Lowell Libson & Jonny Yarker Ltd

George Stubbs
Marmaduke Tunstall’s Lemur 
1773
British Museum, London

George Stubbs has been much on our mind recently. Lowell and Jonny travelled to New Haven in May for the re-opening of the Yale Center for British Art. The building has been intelligently and sensitively restored, with several of Louis Khan’s original ideas being reinstated, most impressively the study gallery. The real joy is the re-installation, entitled ‘Britain in the World’, this highly intelligent, thought provoking and beautiful hang shows the breadth and depth of the YCBA’s extensive holdings. Arranged chronologically and thematically, the new hang wraps around the fourth and second floors, leading the visitor through the history of British art. But rather than an isolated, narrow view, as the title of the rehang suggests, the display constantly gives British art a global context. There are some marvellous moments: a constellation of plein air studies places Constable in the company of his contemporary Richard Parkes Bonnington, friend William Mulready, and Edwin Landseer; a pair of mythological paintings by James Ward flank a Haydon and look on at a sculpture by Gibson, giving a rounded look at the second generation of neo-classical painters and Palmer hangs next to his father-in-law, John Linnell. But perhaps the greatest success is the juxtaposition of works by George Stubbs and Joseph Wright of Derby, whose paintings fill one of Khan’s bays. These two titans of mid-eighteenth century Britain who seem to encapsulate the contemporary concerns of science, industry and art and whose paintings bridge the ideas of neo-classicism, romanticism and the sublime, work well together.  

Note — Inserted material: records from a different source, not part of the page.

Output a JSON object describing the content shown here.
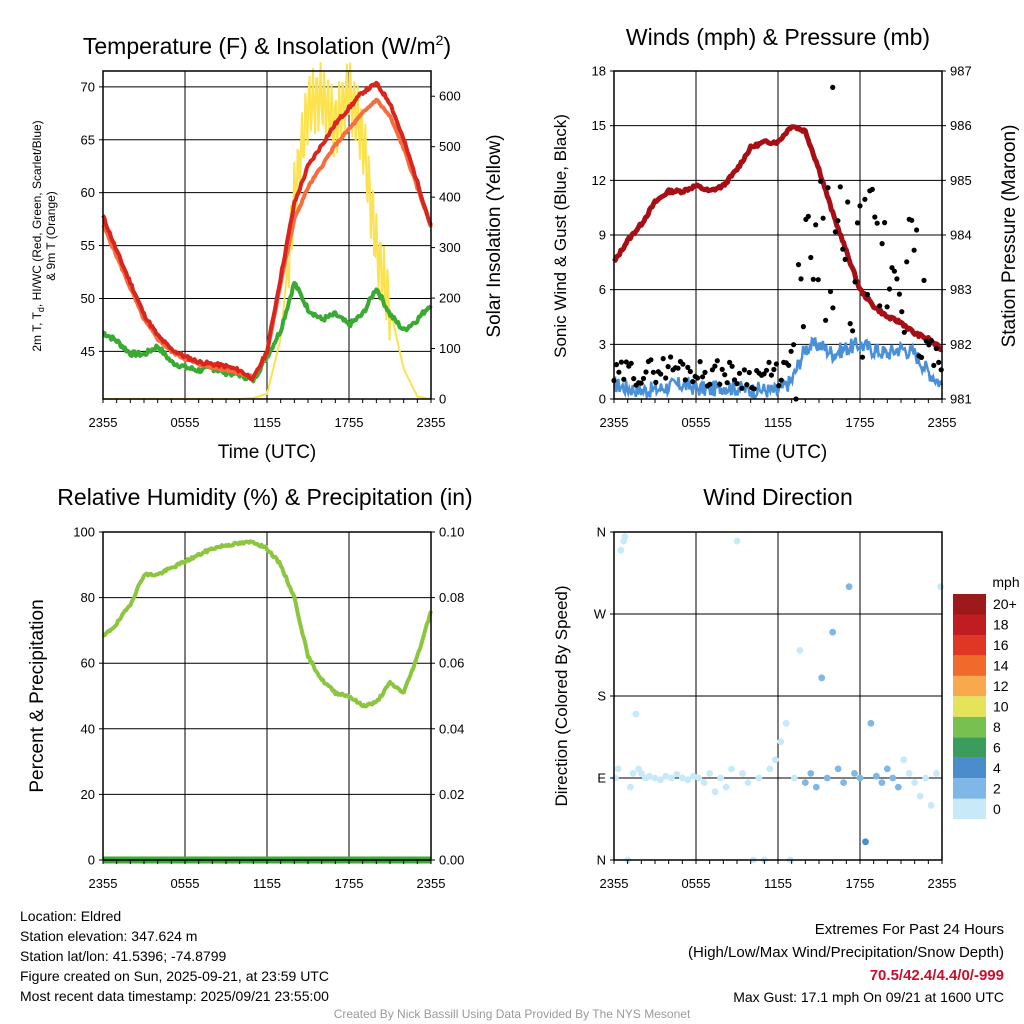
{
  "colors": {
    "temp_2m": "#d7261e",
    "dewpoint": "#3aaa35",
    "windchill": "#b2182b",
    "temp_9m": "#f46d43",
    "insolation": "#fde24f",
    "pressure": "#a50f15",
    "wind": "#4a90d9",
    "gust": "#000000",
    "rh": "#8cc63f",
    "precip": "#3aaa35"
  },
  "x_ticks": [
    "2355",
    "0555",
    "1155",
    "1755",
    "2355"
  ],
  "chart_data": [
    {
      "id": "temperature",
      "type": "line",
      "title_prefix": "Temperature (F) & Insolation (W/m",
      "title_sup": "2",
      "title_suffix": ")",
      "xlabel": "Time (UTC)",
      "ylabel_lines": [
        "2m T, T",
        "d",
        ", HI/WC (Red, Green, Scarlet/Blue)",
        "& 9m T (Orange)"
      ],
      "ylabel2": "Solar Insolation (Yellow)",
      "ylim": [
        40.5,
        71.5
      ],
      "y2lim": [
        0,
        650
      ],
      "yticks": [
        "45",
        "50",
        "55",
        "60",
        "65",
        "70"
      ],
      "y2ticks": [
        "0",
        "100",
        "200",
        "300",
        "400",
        "500",
        "600"
      ],
      "x_hours": [
        0,
        1,
        2,
        3,
        4,
        5,
        6,
        7,
        8,
        9,
        10,
        11,
        12,
        13,
        14,
        15,
        16,
        17,
        18,
        19,
        20,
        21,
        22,
        23,
        24
      ],
      "series": [
        {
          "name": "2m T",
          "values": [
            57.8,
            54.5,
            51.5,
            48.5,
            46.5,
            45.2,
            44.5,
            44.0,
            43.8,
            43.6,
            43.2,
            42.4,
            45.0,
            52.0,
            59.0,
            62.5,
            64.5,
            66.5,
            68.0,
            69.5,
            70.3,
            68.5,
            65.0,
            61.0,
            56.8
          ]
        },
        {
          "name": "9m T",
          "values": [
            57.0,
            54.0,
            51.0,
            48.0,
            46.2,
            45.0,
            44.3,
            43.8,
            43.5,
            43.3,
            43.0,
            42.5,
            44.8,
            51.5,
            57.5,
            60.5,
            62.5,
            64.5,
            66.0,
            67.5,
            68.8,
            67.2,
            64.2,
            60.5,
            56.8
          ]
        },
        {
          "name": "Td",
          "values": [
            46.8,
            46.0,
            44.8,
            44.7,
            45.5,
            44.0,
            43.5,
            43.2,
            43.4,
            43.0,
            42.8,
            42.3,
            44.5,
            47.0,
            51.5,
            49.0,
            48.0,
            48.5,
            47.5,
            48.5,
            51.0,
            48.5,
            47.0,
            48.0,
            49.5
          ]
        },
        {
          "name": "Insolation",
          "values": [
            0,
            0,
            0,
            0,
            0,
            0,
            0,
            0,
            0,
            0,
            0,
            2,
            10,
            120,
            400,
            580,
            600,
            540,
            610,
            520,
            300,
            180,
            60,
            5,
            0
          ]
        }
      ]
    },
    {
      "id": "winds",
      "type": "scatter",
      "title": "Winds (mph) & Pressure (mb)",
      "xlabel": "Time (UTC)",
      "ylabel": "Sonic Wind & Gust (Blue, Black)",
      "ylabel2": "Station Pressure (Maroon)",
      "ylim": [
        0,
        18
      ],
      "y2lim": [
        981,
        987
      ],
      "yticks": [
        "0",
        "3",
        "6",
        "9",
        "12",
        "15",
        "18"
      ],
      "y2ticks": [
        "981",
        "982",
        "983",
        "984",
        "985",
        "986",
        "987"
      ],
      "x_hours": [
        0,
        1,
        2,
        3,
        4,
        5,
        6,
        7,
        8,
        9,
        10,
        11,
        12,
        13,
        14,
        15,
        16,
        17,
        18,
        19,
        20,
        21,
        22,
        23,
        24
      ],
      "series": [
        {
          "name": "Pressure",
          "values": [
            983.5,
            983.9,
            984.2,
            984.6,
            984.8,
            984.8,
            984.9,
            984.8,
            984.9,
            985.2,
            985.6,
            985.7,
            985.7,
            986.0,
            985.9,
            985.2,
            984.4,
            983.7,
            983.0,
            982.7,
            982.5,
            982.4,
            982.2,
            982.1,
            981.9
          ]
        },
        {
          "name": "Sonic Wind",
          "values": [
            0.8,
            0.6,
            0.5,
            0.5,
            0.7,
            0.8,
            0.6,
            0.5,
            0.7,
            0.6,
            0.5,
            0.5,
            0.4,
            1.0,
            2.8,
            3.0,
            2.5,
            2.8,
            3.0,
            2.7,
            2.5,
            2.8,
            2.5,
            1.5,
            0.8
          ]
        },
        {
          "name": "Gust",
          "values": [
            1.2,
            1.5,
            1.4,
            1.6,
            1.8,
            1.7,
            1.5,
            1.4,
            1.5,
            1.3,
            1.2,
            1.4,
            1.3,
            2.0,
            6.5,
            7.5,
            8.0,
            7.0,
            6.5,
            7.5,
            7.0,
            8.0,
            6.0,
            3.0,
            1.5
          ]
        },
        {
          "name": "Max Gust",
          "x": [
            16.0
          ],
          "values": [
            17.1
          ]
        }
      ]
    },
    {
      "id": "humidity",
      "type": "line",
      "title": "Relative Humidity (%) & Precipitation (in)",
      "ylabel": "Percent & Precipitation",
      "ylim": [
        0,
        100
      ],
      "y2lim": [
        0,
        0.1
      ],
      "yticks": [
        "0",
        "20",
        "40",
        "60",
        "80",
        "100"
      ],
      "y2ticks": [
        "0.00",
        "0.02",
        "0.04",
        "0.06",
        "0.08",
        "0.10"
      ],
      "x_hours": [
        0,
        1,
        2,
        3,
        4,
        5,
        6,
        7,
        8,
        9,
        10,
        11,
        12,
        13,
        14,
        15,
        16,
        17,
        18,
        19,
        20,
        21,
        22,
        23,
        24
      ],
      "series": [
        {
          "name": "RH",
          "values": [
            68,
            72,
            78,
            87,
            87,
            89,
            91,
            93,
            95,
            96,
            96.5,
            97,
            95,
            90,
            80,
            62,
            55,
            51,
            50,
            47,
            48,
            54,
            51,
            62,
            76
          ]
        },
        {
          "name": "Precipitation",
          "values": [
            0,
            0,
            0,
            0,
            0,
            0,
            0,
            0,
            0,
            0,
            0,
            0,
            0,
            0,
            0,
            0,
            0,
            0,
            0,
            0,
            0,
            0,
            0,
            0,
            0
          ]
        }
      ]
    },
    {
      "id": "direction",
      "type": "scatter",
      "title": "Wind Direction",
      "ylabel": "Direction (Colored By Speed)",
      "yticks": [
        "N",
        "E",
        "S",
        "W",
        "N"
      ],
      "colorbar": {
        "title": "mph",
        "labels": [
          "0",
          "2",
          "4",
          "6",
          "8",
          "10",
          "12",
          "14",
          "16",
          "18",
          "20+"
        ],
        "colors": [
          "#c7e9f8",
          "#7fb8e6",
          "#4a8ccc",
          "#3a9d5d",
          "#78c04f",
          "#e4e45a",
          "#f9a94d",
          "#f06a2c",
          "#e03626",
          "#c01d22",
          "#9e1a1a"
        ]
      },
      "points": [
        {
          "x": 0.1,
          "dir": 90,
          "speed": 0
        },
        {
          "x": 0.3,
          "dir": 100,
          "speed": 0
        },
        {
          "x": 0.5,
          "dir": 340,
          "speed": 0
        },
        {
          "x": 0.7,
          "dir": 350,
          "speed": 0
        },
        {
          "x": 0.8,
          "dir": 355,
          "speed": 0
        },
        {
          "x": 1.0,
          "dir": 0,
          "speed": 0
        },
        {
          "x": 1.2,
          "dir": 80,
          "speed": 0
        },
        {
          "x": 1.4,
          "dir": 95,
          "speed": 0
        },
        {
          "x": 1.6,
          "dir": 160,
          "speed": 0
        },
        {
          "x": 1.8,
          "dir": 100,
          "speed": 0
        },
        {
          "x": 2.0,
          "dir": 95,
          "speed": 0
        },
        {
          "x": 2.3,
          "dir": 90,
          "speed": 0
        },
        {
          "x": 2.6,
          "dir": 92,
          "speed": 0
        },
        {
          "x": 3.0,
          "dir": 90,
          "speed": 0
        },
        {
          "x": 3.4,
          "dir": 88,
          "speed": 0
        },
        {
          "x": 3.8,
          "dir": 92,
          "speed": 0
        },
        {
          "x": 4.2,
          "dir": 90,
          "speed": 0
        },
        {
          "x": 4.6,
          "dir": 94,
          "speed": 0
        },
        {
          "x": 5.0,
          "dir": 90,
          "speed": 0
        },
        {
          "x": 5.4,
          "dir": 88,
          "speed": 0
        },
        {
          "x": 5.8,
          "dir": 92,
          "speed": 0
        },
        {
          "x": 6.2,
          "dir": 90,
          "speed": 0
        },
        {
          "x": 6.6,
          "dir": 85,
          "speed": 0
        },
        {
          "x": 7.0,
          "dir": 95,
          "speed": 0
        },
        {
          "x": 7.4,
          "dir": 75,
          "speed": 1
        },
        {
          "x": 7.8,
          "dir": 90,
          "speed": 0
        },
        {
          "x": 8.2,
          "dir": 80,
          "speed": 0
        },
        {
          "x": 8.6,
          "dir": 100,
          "speed": 0
        },
        {
          "x": 9.0,
          "dir": 350,
          "speed": 0
        },
        {
          "x": 9.4,
          "dir": 95,
          "speed": 0
        },
        {
          "x": 9.8,
          "dir": 85,
          "speed": 0
        },
        {
          "x": 10.2,
          "dir": 0,
          "speed": 0
        },
        {
          "x": 10.6,
          "dir": 90,
          "speed": 0
        },
        {
          "x": 11.0,
          "dir": 0,
          "speed": 0
        },
        {
          "x": 11.4,
          "dir": 100,
          "speed": 0
        },
        {
          "x": 11.8,
          "dir": 110,
          "speed": 0
        },
        {
          "x": 12.2,
          "dir": 130,
          "speed": 1
        },
        {
          "x": 12.6,
          "dir": 150,
          "speed": 1
        },
        {
          "x": 12.9,
          "dir": 0,
          "speed": 0
        },
        {
          "x": 13.2,
          "dir": 90,
          "speed": 1
        },
        {
          "x": 13.6,
          "dir": 230,
          "speed": 1
        },
        {
          "x": 14.0,
          "dir": 85,
          "speed": 2
        },
        {
          "x": 14.4,
          "dir": 95,
          "speed": 3
        },
        {
          "x": 14.8,
          "dir": 80,
          "speed": 2
        },
        {
          "x": 15.2,
          "dir": 200,
          "speed": 2
        },
        {
          "x": 15.6,
          "dir": 90,
          "speed": 3
        },
        {
          "x": 16.0,
          "dir": 250,
          "speed": 3
        },
        {
          "x": 16.4,
          "dir": 100,
          "speed": 2
        },
        {
          "x": 16.8,
          "dir": 85,
          "speed": 3
        },
        {
          "x": 17.2,
          "dir": 300,
          "speed": 2
        },
        {
          "x": 17.6,
          "dir": 95,
          "speed": 3
        },
        {
          "x": 18.0,
          "dir": 90,
          "speed": 2
        },
        {
          "x": 18.4,
          "dir": 20,
          "speed": 4
        },
        {
          "x": 18.8,
          "dir": 150,
          "speed": 2
        },
        {
          "x": 19.2,
          "dir": 92,
          "speed": 2
        },
        {
          "x": 19.6,
          "dir": 85,
          "speed": 3
        },
        {
          "x": 20.0,
          "dir": 100,
          "speed": 2
        },
        {
          "x": 20.4,
          "dir": 90,
          "speed": 2
        },
        {
          "x": 20.8,
          "dir": 80,
          "speed": 2
        },
        {
          "x": 21.2,
          "dir": 110,
          "speed": 1
        },
        {
          "x": 21.6,
          "dir": 95,
          "speed": 1
        },
        {
          "x": 22.0,
          "dir": 85,
          "speed": 1
        },
        {
          "x": 22.4,
          "dir": 70,
          "speed": 1
        },
        {
          "x": 22.8,
          "dir": 90,
          "speed": 0
        },
        {
          "x": 23.2,
          "dir": 60,
          "speed": 0
        },
        {
          "x": 23.6,
          "dir": 95,
          "speed": 0
        },
        {
          "x": 23.9,
          "dir": 300,
          "speed": 0
        }
      ]
    }
  ],
  "info": {
    "location": "Location: Eldred",
    "elevation": "Station elevation: 347.624 m",
    "latlon": "Station lat/lon: 41.5396; -74.8799",
    "created": "Figure created on Sun, 2025-09-21, at 23:59 UTC",
    "recent": "Most recent data timestamp: 2025/09/21 23:55:00"
  },
  "extremes": {
    "title": "Extremes For Past 24 Hours",
    "subtitle": "(High/Low/Max Wind/Precipitation/Snow Depth)",
    "values": "70.5/42.4/4.4/0/-999",
    "gust": "Max Gust: 17.1 mph On 09/21 at 1600 UTC"
  },
  "credit": "Created By Nick Bassill Using Data Provided By The NYS Mesonet"
}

Two years ago the Holburne Museum in Bath mounted an exhibition on Joseph Wright of Derby (‘Wright of Derby: Bath and Beyond’) which we supported, and they have recently opened an exhibition examining Stubbs’s depictions of wild animals called: Stubbs and the Wild which we are also supporting. The show is small, but highly intelligent and beautifully presented, offering a valuable opportunity to consider Stubbs’s powerful depictions of animals. Stubbs’s paintings range from the purely scientific – records of specimens owned by men of science, such as John Hunter and Sir Joseph Banks – to the exotic trophy and ultimately the sublime landscape, those history paintings were Stubbs revels in the violence of nature. The range of Stubbs’s abilities are amply demonstrated. The show includes wonderfully observed drawings, such as the studies of Marmaduke Tunstall’s Mouse Lemur made in 1773 for Banks, large historical works such as a Horse Frightened by a Lion, experimental works in enamel on porcelain, made in conjunction with Josiah Wedgwood and drawings from his own scientific publication, the Comparative Anatomical Exposition. Each of these elements testify to a restless, innovative artist working at the cutting edge of technological and scientific discovery.